Ни единой ноты не прозвучало за дверью. Но из зала доносился шум какого-то странного дыхания, как будто кому-то на грудь навалилась вся тяжесть мира. Это было похоже на предсмертный хрип. У Эдуарда похолодели руки. С тех пор прошли годы, но память то и дело возвращала его к тем мучительным минутам 25 марта. Он понял, что в зале что-то происходит. И чем дальше, тем тревожнее становились предположения: едва он переступил порог, как словно по наитию осознал, что случилось нечто ужасное. Он точно запомнил первые промелькнувшие в голове мысли: «Здесь умирает человек». А он мог бы все предотвратить. Это страшное «бы» не давало ему покоя по сей день.
Сердце у девочки еще функционировало, говорил врач Владиславу Станеку, но поступление кислорода в мозг было уже перекрыто, и смерть ребенка в результате припадка стала неизбежной. Асфиксия. На самом деле малышке еще повезло. И кто знает, не пришлось бы ей в противном случае доживать свой век неподвижной калекой. Если бы хоть кто-нибудь оказался здесь на пятнадцать минут раньше, а может, и всего на пять, — сокрушался врач. Но Владислав Станек догадывался, что врач знает больше, чем говорит.
Вот какие дела. А ведь Эдуард Флоре был здесь на полчаса раньше, стоял здесь наедине со своей страшной беспомощностью и парализующим страхом. Страх вынес его наконец из Терезианума. Этот страх был больше, чем его любовь к пурпурной девочке.
Мауди просто залила елку золотым дождем, расправила его червонные пряди по бокам, придала им симметричность. В соседней комнате Эдуард Флоре извлекал из пианино разнообразные трели, а телевизор все работал. Он работал всегда, иначе и быть не должно. Даже с погасшим экраном. Не будь телевизора, Флоре, вероятно, не вынес бы тишины. Кто-то должен был здесь говорить, чтобы он сам не разучился. А то, чего доброго, язык отупеет, а слова забудутся.
Однажды он видел сон: будто в хлебном отделе супермаркета ему захотелось поздороваться с продавщицей, молодой турчанкой, но он замер с открытым ртом, не в силах вспомнить, в каких словах выражают пожелание доброго утра.
В городе он слыл чокнутым, а его прозвище Эсбепе было известно всякому малолетку. Говорили, что он держит в голове все номера из списка баховских произведений. Его навязчивая идея штурмом взять все концертные сцены в долине и после патетического обращения к людям его родного города смести с пьедестала исполнителя, что он и пытался продемонстрировать, когда дерзко захватил его место и начал бренчать одни и те же пассажи, толком не зная нот, — эта маниакально-честолюбивая идея стоила ему в конце концов даже служебной должности. С годами это уже никому не казалось таким забавным, как в тот день, когда он столь жалким образом посрамил знаменитого маэстро, а скорее, осрамил город Якобсрот перед пианистом.
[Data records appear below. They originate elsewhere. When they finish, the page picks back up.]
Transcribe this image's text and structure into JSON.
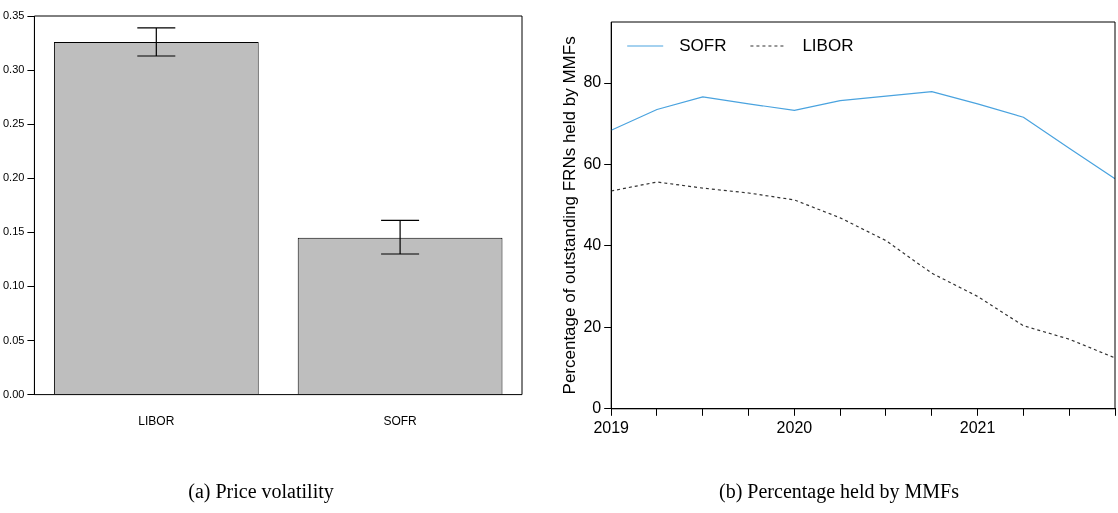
{
  "chart_data": [
    {
      "type": "bar",
      "title": "(a) Price volatility",
      "categories": [
        "LIBOR",
        "SOFR"
      ],
      "values": [
        0.326,
        0.145
      ],
      "color": "#bebebe",
      "errors": [
        [
          0.313,
          0.339
        ],
        [
          0.13,
          0.161
        ]
      ],
      "ylim": [
        0,
        0.35
      ],
      "yticks": [
        {
          "value": 0,
          "label": "0.00"
        },
        {
          "value": 0.05,
          "label": "0.05"
        },
        {
          "value": 0.1,
          "label": "0.10"
        },
        {
          "value": 0.15,
          "label": "0.15"
        },
        {
          "value": 0.2,
          "label": "0.20"
        },
        {
          "value": 0.25,
          "label": "0.25"
        },
        {
          "value": 0.3,
          "label": "0.30"
        },
        {
          "value": 0.35,
          "label": "0.35"
        }
      ],
      "grid": false,
      "legend": false
    },
    {
      "type": "line",
      "title": "(b) Percentage held by MMFs",
      "ylabel": "Percentage of outstanding FRNs held by MMFs",
      "x": [
        2019,
        2019.25,
        2019.5,
        2019.75,
        2020,
        2020.25,
        2020.5,
        2020.75,
        2021,
        2021.25,
        2021.5,
        2021.75
      ],
      "series": [
        {
          "name": "SOFR",
          "color": "#4aa3df",
          "line_style": "solid",
          "values": [
            68.4,
            73.5,
            76.6,
            74.9,
            73.3,
            75.7,
            76.8,
            77.9,
            74.9,
            71.6,
            64.0,
            56.5
          ]
        },
        {
          "name": "LIBOR",
          "color": "#333333",
          "line_style": "dotted",
          "values": [
            53.5,
            55.7,
            54.2,
            53.0,
            51.3,
            46.9,
            41.3,
            33.3,
            27.6,
            20.4,
            17.1,
            12.5
          ]
        }
      ],
      "xlim": [
        2019,
        2021.75
      ],
      "xticks": [
        2019,
        {
          "value": 2019.25,
          "label": null
        },
        {
          "value": 2019.5,
          "label": null
        },
        {
          "value": 2019.75,
          "label": null
        },
        2020,
        {
          "value": 2020.25,
          "label": null
        },
        {
          "value": 2020.5,
          "label": null
        },
        {
          "value": 2020.75,
          "label": null
        },
        2021,
        {
          "value": 2021.25,
          "label": null
        },
        {
          "value": 2021.5,
          "label": null
        },
        {
          "value": 2021.75,
          "label": null
        }
      ],
      "ylim": [
        0,
        95
      ],
      "yticks": [
        0,
        20,
        40,
        60,
        80
      ],
      "grid": false,
      "legend": "top left",
      "marker": "none"
    }
  ]
}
Эсбепе стал, можно сказать, бельмом на глазу общества. Воплощением бесчинства, как было заявлено на суде, после того как, сорвав выступление учеников фортепьянного класса Терезианума, лишил родителей возможности насладиться менуэтом в исполнении их прилежных детей. Флоре обвинялся в нарушении неприкосновенности жилища, и не раз. Ему пришлось изрядно поиздержаться. Несмотря на это, он как из-под земли появлялся там, где ожидалось выступление пианистов. Поскольку такого рода диверсии все не прекращались, капельдинерам было строго наказано не выпускать из глаз подозрительных субъектов мужского пола и примерно пятидесятилетнего возраста, особая примета — своеобразной формы нос. И все-гаки бывшему полицейскому — теперь он работал подсобным рабочим на бумажной фабрике — удалось проложить себе путь к фортепиано. Он как бы оттачивал мастерство на тех, кто преграждал ему дорогу, а маневры и финты, позволявшие за считанные секунды овладеть сценой, вскоре стали требовать больше терпеливых усилий, нежели беспомощные попытки безошибочного исполнения музыки Баха перед публикой. Ему было уже сорок семь лет, и на протяжении тридцати двух он разучивал пьесу, которую Бах в свои девятнадцать нанес на бумагу, может быть, за какой-то час. Короткое прощальное обращение к любимому брату.